The impact was cushioned by a big round of tax increases last year, and even more are likely next year, the author of the study said.

"The pressure is building on states to raise taxes next year," said Steven D. Gold, director for the Center for the Study of the States at the Nelson Rockefeller Institute of Government at Albany, N.Y.

"If you see a state that has lower revenue this year than last year, you know they're under tremendous pressure and there's a good bet they'll have to raise taxes next year," he said.

The report was issued by the center, which is part of the State University of New York at Albany.

It said that in a survey of revenue collections in 43 states, 23 reported total tax revenue increases equal to or below the inflation rate -- meaning no increases after adjustment for inflation.

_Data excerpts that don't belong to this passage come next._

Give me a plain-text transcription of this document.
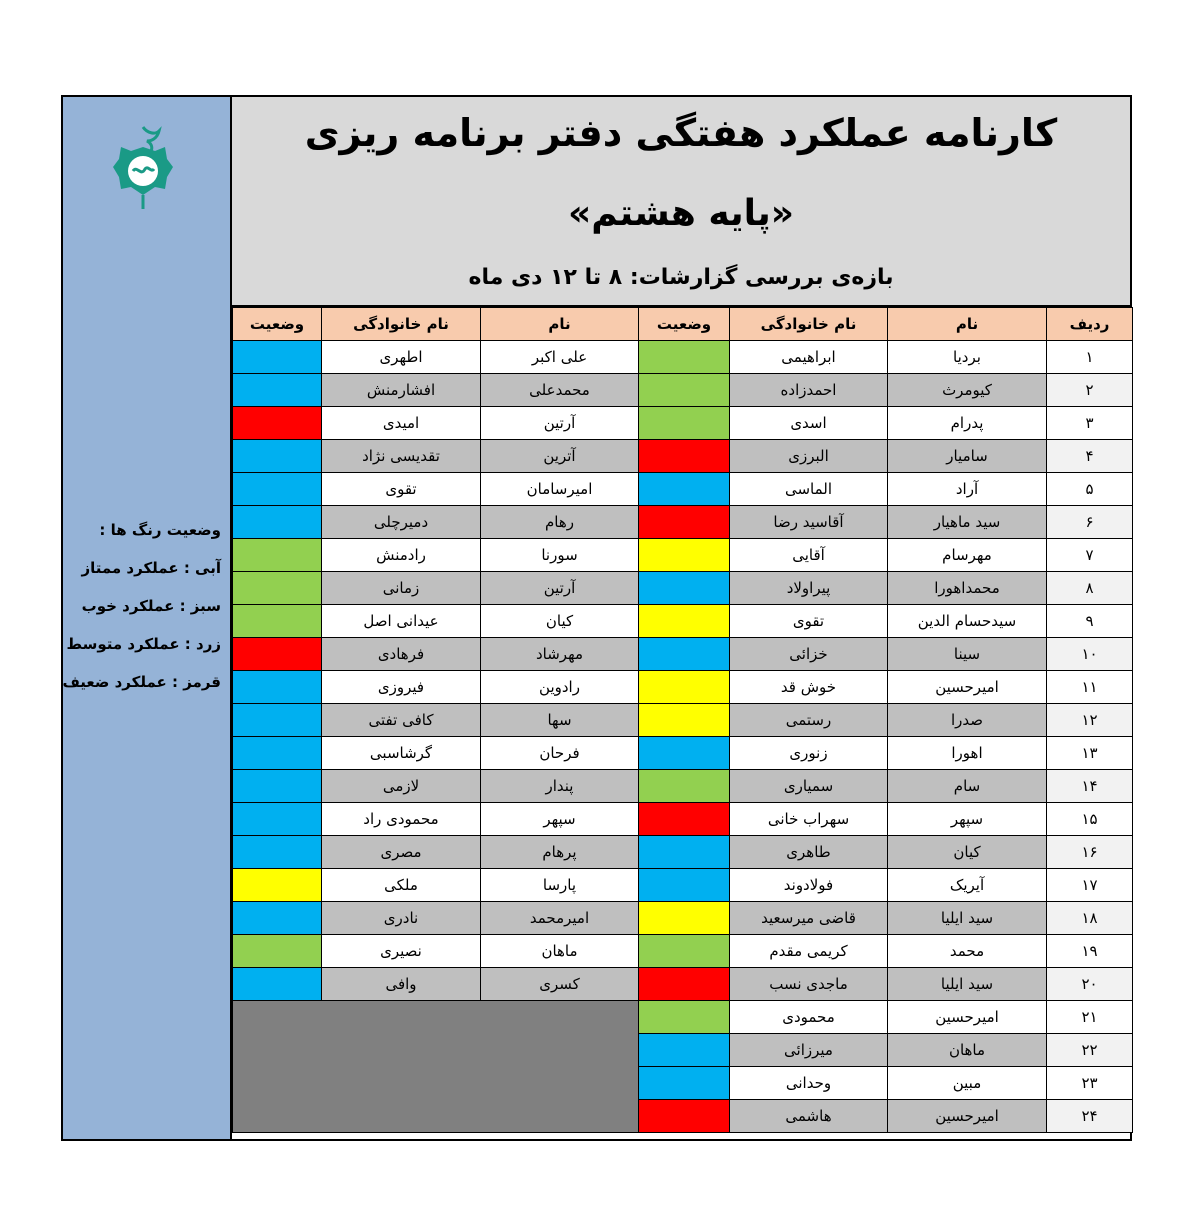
وضعیت رنگ ها :
آبی : عملکرد ممتاز
سبز : عملکرد خوب
زرد : عملکرد متوسط
قرمز : عملکرد ضعیف
کارنامه عملکرد هفتگی دفتر برنامه ریزی
«پایه هشتم»
بازه‌ی بررسی گزارشات: ۸ تا ۱۲ دی ماه
وضعیت	نام خانوادگی	نام	وضعیت	نام خانوادگی	نام	ردیف
	اطهری	علی اکبر		ابراهیمی	بردیا	۱
	افشارمنش	محمدعلی		احمدزاده	کیومرث	۲
	امیدی	آرتین		اسدی	پدرام	۳
	تقدیسی نژاد	آترین		البرزی	سامیار	۴
	تقوی	امیرسامان		الماسی	آراد	۵
	دمیرچلی	رهام		آقاسید رضا	سید ماهیار	۶
	رادمنش	سورنا		آقایی	مهرسام	۷
	زمانی	آرتین		پیراولاد	محمداهورا	۸
	عیدانی اصل	کیان		تقوی	سیدحسام الدین	۹
	فرهادی	مهرشاد		خزائی	سینا	۱۰
	فیروزی	رادوین		خوش قد	امیرحسین	۱۱
	کافی تفتی	سها		رستمی	صدرا	۱۲
	گرشاسبی	فرحان		زنوری	اهورا	۱۳
	لازمی	پندار		سمیاری	سام	۱۴
	محمودی راد	سپهر		سهراب خانی	سپهر	۱۵
	مصری	پرهام		طاهری	کیان	۱۶
	ملکی	پارسا		فولادوند	آیریک	۱۷
	نادری	امیرمحمد		قاضی میرسعید	سید ایلیا	۱۸
	نصیری	ماهان		کریمی مقدم	محمد	۱۹
	وافی	کسری		ماجدی نسب	سید ایلیا	۲۰
				محمودی	امیرحسین	۲۱
				میرزائی	ماهان	۲۲
				وحدانی	مبین	۲۳
				هاشمی	امیرحسین	۲۴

The figure was in line with a Labor Department report Friday showing unemployment shot up to 5.5 percent last month and the economy grew by just 1.2 percent in the second quarter, below the level needed to create new jobs.

The conclusion that many state economies are in or near recession is consistent with a report from the National Governors Association and the National Association of State Budget Officers in April that states were in worse financial condition than a year ago.

The new study said corporate income tax collections were the weakest component of the state revenue picture, with a 6.7 percent decline, reflecting a drop in earnings.

The two other principal revenue sources -- the sales tax and personal income tax -- posted overall gains of 6.6 percent and 7 percent, respectively.

Those three taxes account for more than 70 percent of state collections. In most states the revenue figures were for the 12 months ending in June.

Weak state economies were found in all regions of the country, but New England and mid-Atlantic states were in the worst shape, the report said.

In five states, revenue was lower than in the corresponding period a year earlier: Maine, Massachusetts, Michigan, New Hampshire and New York.

Eighteen other states had increases of less than 5 percent, the approximate rate of inflation used in the report.

They were: Alabama, Colorado, Florida, Iowa, Kansas, Maryland, Mississippi, Nebraska, New Jersey, New Mexico, Ohio, Oregon, Pennsylvania, Rhode Island, South Carolina, Tennessee, Vermont and Virginia.

Only eight states had revenue increases of 10 percent or more: Georgia, Idaho, Illinois, Louisiana, Nevada, North Carolina, West Virginia and Wyoming.

Tax increases enacted since last year have helped boost revenue in some of those states, including Georgia, Illinois and West Virginia.

"Things are even worse than they look when you consider the fact states raised taxes quite a bit last year," Gold said in an interview. "If those tax increases hadn't occurred, the decline in revenues would be even lower."

Thirty states raised taxes last year, about the same number as this year. Twelve of the 1989 increases were large, involving either income or sales taxes.

Gold said last year's tax increases totaled about $5 billion, with $3 billion taking effect this year. That should have been enough to increase the overall revenue figure by about 1.5 percent, he said.

Three states reported decreases in personal income tax collections: Hawaii, which cut its rates, Michigan and New York. But 10 others had increases below the inflation rate.

Maine and Massachusetts reported lower sales tax revenue, and 19 others had increases of 5 percent or less.

Seven states did not provide figures for the study: Alaska, Delaware, North Dakota, South Dakota, Utah, Washington and Wisconsin. The report said several of those states are known to have strong revenue growth -- North Dakota, Utah and Washington.